SELF-SUPERVISED OFF-POLICY RANKING VIA CROWD LAYER

Abstract

Off-policy evaluation (OPE) aims to estimate the online performance of target policies given dataset collected by some behavioral policies. OPE is crucial in many applications where online policy evaluation is expensive. However, existing OPE methods are far from reliable. Fortunately, in many real-world scenarios, we care only about the ranking of the evaluating policies, rather than their exact online performance. Existing works on off-policy ranking (OPR) adopt a supervised training paradigm, which assumes that there are plenty of deployed policies and the labels of their performance are available. However, this assumption does not apply to most OPE scenarios because collecting such training data might be highly expensive. In this paper, we propose a novel OPR framework called SOC-CER, where the existing OPE methods are modeled as workers in a crowdsourcing system. SOCCER can be trained in a self-supervised way as it does not require any ground-truth labels of policies. Moreover, in order to capture the relative discrepancies between policies, we propose a novel transformer-based architecture to learn effective pairwise policy representations. Experimental results show that SOCCER achieves significantly high accuracy in a variety of OPR tasks. Surprisingly, SOCCER even performs better than baselines trained in a supervised way using additional labeled data, which further demonstrates the superiority of SOCCER in OPR tasks.

1. INTRODUCTION

Off-policy evaluation (OPE) aims to estimate online performance of given policies using only historical data collected by some other behavior policies.

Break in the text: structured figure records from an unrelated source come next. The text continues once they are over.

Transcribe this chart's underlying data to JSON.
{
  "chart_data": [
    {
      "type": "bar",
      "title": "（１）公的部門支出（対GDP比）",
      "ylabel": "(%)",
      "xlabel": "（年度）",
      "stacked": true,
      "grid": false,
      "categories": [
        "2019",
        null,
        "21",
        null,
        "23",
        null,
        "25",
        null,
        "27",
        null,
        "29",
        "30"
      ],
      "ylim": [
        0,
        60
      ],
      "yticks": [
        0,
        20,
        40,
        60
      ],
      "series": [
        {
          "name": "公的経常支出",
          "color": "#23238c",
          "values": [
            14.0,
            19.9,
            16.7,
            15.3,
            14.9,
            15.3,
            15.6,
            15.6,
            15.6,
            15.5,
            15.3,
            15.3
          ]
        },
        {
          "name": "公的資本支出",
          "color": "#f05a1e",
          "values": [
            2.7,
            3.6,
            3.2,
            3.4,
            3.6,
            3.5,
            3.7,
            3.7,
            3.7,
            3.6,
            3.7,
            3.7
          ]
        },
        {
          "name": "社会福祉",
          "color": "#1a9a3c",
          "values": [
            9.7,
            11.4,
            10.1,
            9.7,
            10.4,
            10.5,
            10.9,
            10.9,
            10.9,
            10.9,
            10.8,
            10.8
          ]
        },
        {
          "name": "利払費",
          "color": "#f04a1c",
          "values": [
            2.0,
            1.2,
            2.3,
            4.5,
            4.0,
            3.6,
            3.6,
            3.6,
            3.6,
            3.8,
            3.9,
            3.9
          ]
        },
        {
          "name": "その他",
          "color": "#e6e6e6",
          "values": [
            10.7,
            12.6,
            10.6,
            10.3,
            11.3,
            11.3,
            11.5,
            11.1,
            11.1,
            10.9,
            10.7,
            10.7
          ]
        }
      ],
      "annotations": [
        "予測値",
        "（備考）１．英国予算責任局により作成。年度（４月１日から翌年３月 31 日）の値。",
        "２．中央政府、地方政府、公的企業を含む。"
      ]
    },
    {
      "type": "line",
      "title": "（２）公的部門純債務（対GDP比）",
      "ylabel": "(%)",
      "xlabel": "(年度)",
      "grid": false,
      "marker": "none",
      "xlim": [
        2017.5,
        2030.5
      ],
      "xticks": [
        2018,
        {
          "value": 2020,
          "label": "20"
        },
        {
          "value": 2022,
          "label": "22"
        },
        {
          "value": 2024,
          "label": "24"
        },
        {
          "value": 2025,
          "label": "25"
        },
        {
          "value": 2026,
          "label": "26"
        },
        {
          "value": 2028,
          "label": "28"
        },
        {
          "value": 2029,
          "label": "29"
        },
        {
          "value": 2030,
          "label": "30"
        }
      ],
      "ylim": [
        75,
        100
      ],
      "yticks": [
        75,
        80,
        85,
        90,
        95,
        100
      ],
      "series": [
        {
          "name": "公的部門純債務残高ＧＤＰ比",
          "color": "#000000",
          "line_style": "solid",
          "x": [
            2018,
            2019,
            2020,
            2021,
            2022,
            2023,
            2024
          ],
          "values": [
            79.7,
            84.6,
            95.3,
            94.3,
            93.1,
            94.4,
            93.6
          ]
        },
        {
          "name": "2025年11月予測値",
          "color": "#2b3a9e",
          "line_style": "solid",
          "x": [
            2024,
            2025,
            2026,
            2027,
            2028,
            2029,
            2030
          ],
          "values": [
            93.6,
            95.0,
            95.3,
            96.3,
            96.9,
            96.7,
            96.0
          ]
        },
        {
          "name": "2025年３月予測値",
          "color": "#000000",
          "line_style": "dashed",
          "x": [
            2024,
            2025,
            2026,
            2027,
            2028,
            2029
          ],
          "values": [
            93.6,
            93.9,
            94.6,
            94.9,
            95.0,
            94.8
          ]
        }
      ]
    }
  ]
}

It is crucial to deploying reinforcement learning (RL) to real-world applications, such as trading, advertising, autonomous vehicles and drug trials, where online policy evaluation might be highly expensive. OPE also becomes increasingly important in causal inference and model selection for offline RL (Oberst & Sontag, 2019; Nie et al., 2021) . Most existing works on OPE focus on estimating the online performance of target policies and can be categorized into three classes: Inverse Propensity Scoring (IPS) based methods, Direct Methods (DM) and Hybrid Methods (HM). Unfortunately, existing OPE methods are far from reliable in real applications. Standard IPS based estimators such as importance sampling suffer from high variance due to the product of importance weights (Hanna et al., 2019) . DM requires extra estimators of environmental dynamics or value functions, which are hard to learn when the observation data is high-dimensional or insufficient. HM such as doubly robust estimators combine IPS and DM (Jiang & Li, 2016 ), yet it often comes with additional hyperparameters that need to be carefully chosen. Fortunately, in many real-world scenarios, we do not need to estimate the exact online performance of target policies. Instead, we only care about which policy would perform the best when deployed online. This inspires us to develop a policy ranker that focuses on predicting the ranking of target policies regarding to their online performance. A recent work proposes a policy ranking model called SOPR-T (Jin et al., 2022) , which is trained in a supervised paradigm under the assumption that there are plenty of extra deployed policies whose performance can be used as supervision signals. However, this assumption is impracticable in many real-world OPE tasks since collecting online performance of policies can be extremely expensive. In addition, SOPR-T directly maps the data of state-action pairs to a score, yielding a low-efficient policy representation scheme which fails to capture the relative discrepancies between policies.